The Christmas Lights…

outside my window are zany and beautiful and light up the encroaching darkness with a colorful resistance. I see them flowing in the wind and I remember what it was like as a child to drive through the night to see the decorations downtown and wind through the Wausau cold evening, face pressed up against the station wagon window, for the neighbor’s show.

I often measure my life in Christmases and although I sometimes feel my memory slip with the years I somehow remember details of those times long past as the old man staring back at me in the bathroom mirror drifts into childhood again and again. It’s a kind of curse to know what you know now without having the opportunity to relive what was good and amend where one should’ve known better. Too soon old we are and too late smart we become. Yet there is happiness as well.

I never wanted to completely grow up. I mean I had to to pay bills and do my work and have some kind of life but the whole idea of just leaving childhood somewhere back there forever just didn’t seem wise and certainly not fun. The clock is ticking and all my grade school friends are now grandparents, boy did that happen fast, and I know my days are numbered as well. Still, especially around Christmas, I wander back to those days and I can because I never completely closed the door on them. One of the best decisions I ever made.

There is a kind of refuge there for me, a certain magic. While each Christmas that passes reminds me of who has left us, how far away from home I seem to be, and the reality that one day I may be all alone around this time of year, I have a safety valve, an escape hatch.

Overwhelmed by the world. Aware of my responsibilities. Consumed with the care of others. I slip out, like a child quietly wandering through the house in the small hours, and travel back to days I can never recover but always seem to be just right around the corner. Gifts long land filled are fresh and new again. There is a kind of innocent happiness. All the old gang back in Wausau are alive and young and free of this weary world for a while. And I play without care for who is watching.

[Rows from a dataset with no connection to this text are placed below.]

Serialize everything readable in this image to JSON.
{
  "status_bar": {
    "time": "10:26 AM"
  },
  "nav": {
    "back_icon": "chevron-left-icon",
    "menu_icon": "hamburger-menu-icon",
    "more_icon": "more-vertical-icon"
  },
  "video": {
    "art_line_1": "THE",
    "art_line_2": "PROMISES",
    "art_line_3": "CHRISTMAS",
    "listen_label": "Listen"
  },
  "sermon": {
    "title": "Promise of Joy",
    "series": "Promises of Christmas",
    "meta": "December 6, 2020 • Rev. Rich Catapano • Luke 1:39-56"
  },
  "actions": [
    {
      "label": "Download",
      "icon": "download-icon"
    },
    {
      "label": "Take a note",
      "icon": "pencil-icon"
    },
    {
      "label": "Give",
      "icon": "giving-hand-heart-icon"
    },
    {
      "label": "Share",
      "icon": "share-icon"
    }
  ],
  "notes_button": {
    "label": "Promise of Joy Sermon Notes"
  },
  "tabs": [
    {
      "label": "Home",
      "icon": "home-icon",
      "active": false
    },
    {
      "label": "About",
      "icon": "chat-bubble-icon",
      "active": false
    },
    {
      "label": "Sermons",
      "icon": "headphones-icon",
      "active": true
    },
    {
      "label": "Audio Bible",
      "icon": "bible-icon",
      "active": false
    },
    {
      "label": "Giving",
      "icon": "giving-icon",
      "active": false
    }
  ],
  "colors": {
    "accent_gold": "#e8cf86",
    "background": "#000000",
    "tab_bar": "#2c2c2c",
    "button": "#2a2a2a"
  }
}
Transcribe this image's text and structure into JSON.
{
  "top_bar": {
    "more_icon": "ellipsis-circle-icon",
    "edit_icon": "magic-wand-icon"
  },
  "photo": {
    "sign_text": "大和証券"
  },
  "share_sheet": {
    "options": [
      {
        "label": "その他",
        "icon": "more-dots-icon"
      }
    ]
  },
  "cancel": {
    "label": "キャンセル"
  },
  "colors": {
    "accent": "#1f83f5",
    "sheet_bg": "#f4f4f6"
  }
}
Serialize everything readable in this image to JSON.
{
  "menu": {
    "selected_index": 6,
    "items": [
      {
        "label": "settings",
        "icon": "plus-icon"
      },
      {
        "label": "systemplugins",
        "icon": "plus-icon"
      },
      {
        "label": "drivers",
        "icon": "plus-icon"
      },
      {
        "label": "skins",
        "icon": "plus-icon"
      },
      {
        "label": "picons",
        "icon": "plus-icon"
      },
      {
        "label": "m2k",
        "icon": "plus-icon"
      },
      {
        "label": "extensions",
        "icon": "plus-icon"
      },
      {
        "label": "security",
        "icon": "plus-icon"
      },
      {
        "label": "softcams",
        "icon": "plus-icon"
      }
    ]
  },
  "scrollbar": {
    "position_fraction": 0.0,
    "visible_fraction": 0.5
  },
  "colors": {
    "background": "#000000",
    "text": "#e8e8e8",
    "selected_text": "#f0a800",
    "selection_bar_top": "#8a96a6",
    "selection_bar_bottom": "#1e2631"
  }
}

The busy season is ahead. Alms need to be given. Services need to be celebrated. The lonely and cold and aged and imprisoned need someone to help carry their load. This is life and I have no regrets. Still the lights are shining in the trees and bushes just outside my front window. The tree is lit and decorated. The snow will soon settle in over Sun Prairie and in small moments as real as the hand in front of my face I’ll fly back to different times, innocent days, and a world that seemed just a little while ago even as the calendar says otherwise.

Never grow so old that you lose your sense of wonder.

The Beautiful, Tired, Days

Calendars are full. Tasks get added every day, sometimes by the hour.

Without measurable snow it doesn’t look like Christmas here in the Upper Midwest, but the planner says otherwise. Places to go. People to see. Tasks that must be done. In one sense its tiring and a reminder that I am in the autumn of my life. In another it’s blessed because each and every one is a reminder that there are people out there who still wish to see the holiness of these times, who still take it seriously.

Being a Priest, a Pastor, means never having Christmas the same again, ever. There’s a vast difference between celebrating these days and being the celebrant. Still, being the celebrant is how you celebrate, the gift you give so that God may have the glory and others can glorify Him.

Later, after the final services are complete and a quiet place at home becomes your retreat, you can take everything in. The fast-moving waters become still. Flashes of light become subdued. The constant need to be “Up” for everything fades away. Your gift is a phone that stops ringing and your own thoughts as you think of the people you love, wherever they are, and all the Christmases past. People long gone become alive and present. A child emerges in the responsible adult and the cold winds outside your door become filled with an inexpressible warmth.

That “after” is what makes all of the “before” worthwhile. The rest is what makes the exhaustion bearable. The dream is what makes the waking hours holy.